General

Potash under attack from short sellers. Yeah, right

I was wondering how long it would take for the accusations to fly that Potash Corp. is a victim of short sellers. Not long, apparently. On Thursday a Merrill Lynch analyst downgraded the stock from a buy to underperform (that’s wishy-washy for sell, by the way) because of fears of a slowdown. When the fertilizer maker’s shares lost 35 per cent of their value—wiping billions from its market cap and helping to drive down the TSX by a whopping 800 points—money managers and investors quickly pointed the finger at those scourges of the investment world.

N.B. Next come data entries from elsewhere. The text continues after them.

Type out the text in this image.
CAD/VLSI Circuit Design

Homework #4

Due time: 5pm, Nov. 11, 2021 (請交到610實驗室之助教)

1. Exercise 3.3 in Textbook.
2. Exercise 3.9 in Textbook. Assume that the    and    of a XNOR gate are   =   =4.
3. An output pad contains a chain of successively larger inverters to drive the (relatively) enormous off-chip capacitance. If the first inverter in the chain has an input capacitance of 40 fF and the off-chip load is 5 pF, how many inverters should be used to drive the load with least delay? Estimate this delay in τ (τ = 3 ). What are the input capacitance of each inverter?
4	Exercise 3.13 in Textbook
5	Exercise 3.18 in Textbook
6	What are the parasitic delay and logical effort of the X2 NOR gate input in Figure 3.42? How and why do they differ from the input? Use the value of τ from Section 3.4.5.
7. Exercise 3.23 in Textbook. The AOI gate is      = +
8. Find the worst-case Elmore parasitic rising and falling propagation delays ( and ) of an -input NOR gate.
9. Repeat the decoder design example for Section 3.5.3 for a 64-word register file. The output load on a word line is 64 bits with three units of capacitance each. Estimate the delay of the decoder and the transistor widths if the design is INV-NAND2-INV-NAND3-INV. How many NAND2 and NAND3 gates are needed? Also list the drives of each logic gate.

In one Globe story a money manager said short selling was the only possible explanation for the rout. “Is there any reason to take $30 off Potash Corp.?” he asked. “I don’t think so.”

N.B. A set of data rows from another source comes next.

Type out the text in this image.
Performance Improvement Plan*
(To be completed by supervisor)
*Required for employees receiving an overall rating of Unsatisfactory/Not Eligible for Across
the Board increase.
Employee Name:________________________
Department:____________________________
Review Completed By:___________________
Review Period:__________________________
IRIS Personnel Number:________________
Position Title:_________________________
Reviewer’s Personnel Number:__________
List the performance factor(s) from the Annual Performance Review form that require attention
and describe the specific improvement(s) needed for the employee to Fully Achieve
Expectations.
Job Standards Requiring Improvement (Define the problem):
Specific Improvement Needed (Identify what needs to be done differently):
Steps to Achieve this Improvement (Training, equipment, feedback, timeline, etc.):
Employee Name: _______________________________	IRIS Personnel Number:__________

Really? I can think of a one or two off the top of my head.  I laid some of them out in this story a couple months ago if you want to get the full run down.

-Potash, a key ingredient in fertilizer, isn’t nearly as rare as its promoters make it out to be. Potash is often compared to oil, suggesting the mineral is somehow scarce. It’s not. And once you know where to find it, it’s relatively easy to mine. Luckily much of it happens to be buried under Saskatchewan—not exactly a war zone or tin-pot dictatorship like those regimes that control some of the world’s largest oil fields. By some counts, there’s 300 years worth of potash waiting to be dug up.

-But potash prices have skyrocketed  because of demand from the hungry middle-classes in China and India, no? This is the line that’s repeated over and over again by bullish potash investors. It goes like this: With the world’s population set to grow to 9 billion over the next four decades, farmers will have no choice but to use fertilizer to boost their yields. But this argument overlooks the fact that the world’s population is already nearly three times greater than it was half a century ago. Guess how much potash prices have risen over that time. Slightly more than squat. Until recently, potash prices were actually in the red.

So when people point out that the price for a ton of potash has jumped over the last year or so, remember one thing. There is no futures market for potash. That means commodity investors don’t set the price for the mineral in an open market. Potash producers do. Coincidentally, in a lawsuit last month a fertilizer customer accused Potash Corp. and others in the industry of fixing prices. The companies deny the allegation.

Anyway, here’s a quote I used to end my original story that I think bears repeating, because it says more than any critical analysis ever could. It comes from a newspaper report summing up a speech by Louis Ware, the former president of International Minerals and Chemical Corp., and his outlook for the potash industry. “The growing world population, the heavy withdrawals of soil minerals and advanced methods of farming all point toward an ever-increasing demand for potash.” That was in 1957. It took nearly 50 years for potash prices to get much above where they were when Ware gave his speech.

But I’m sure the collapse of fertilizer shares is just the dasterdly work of short sellers.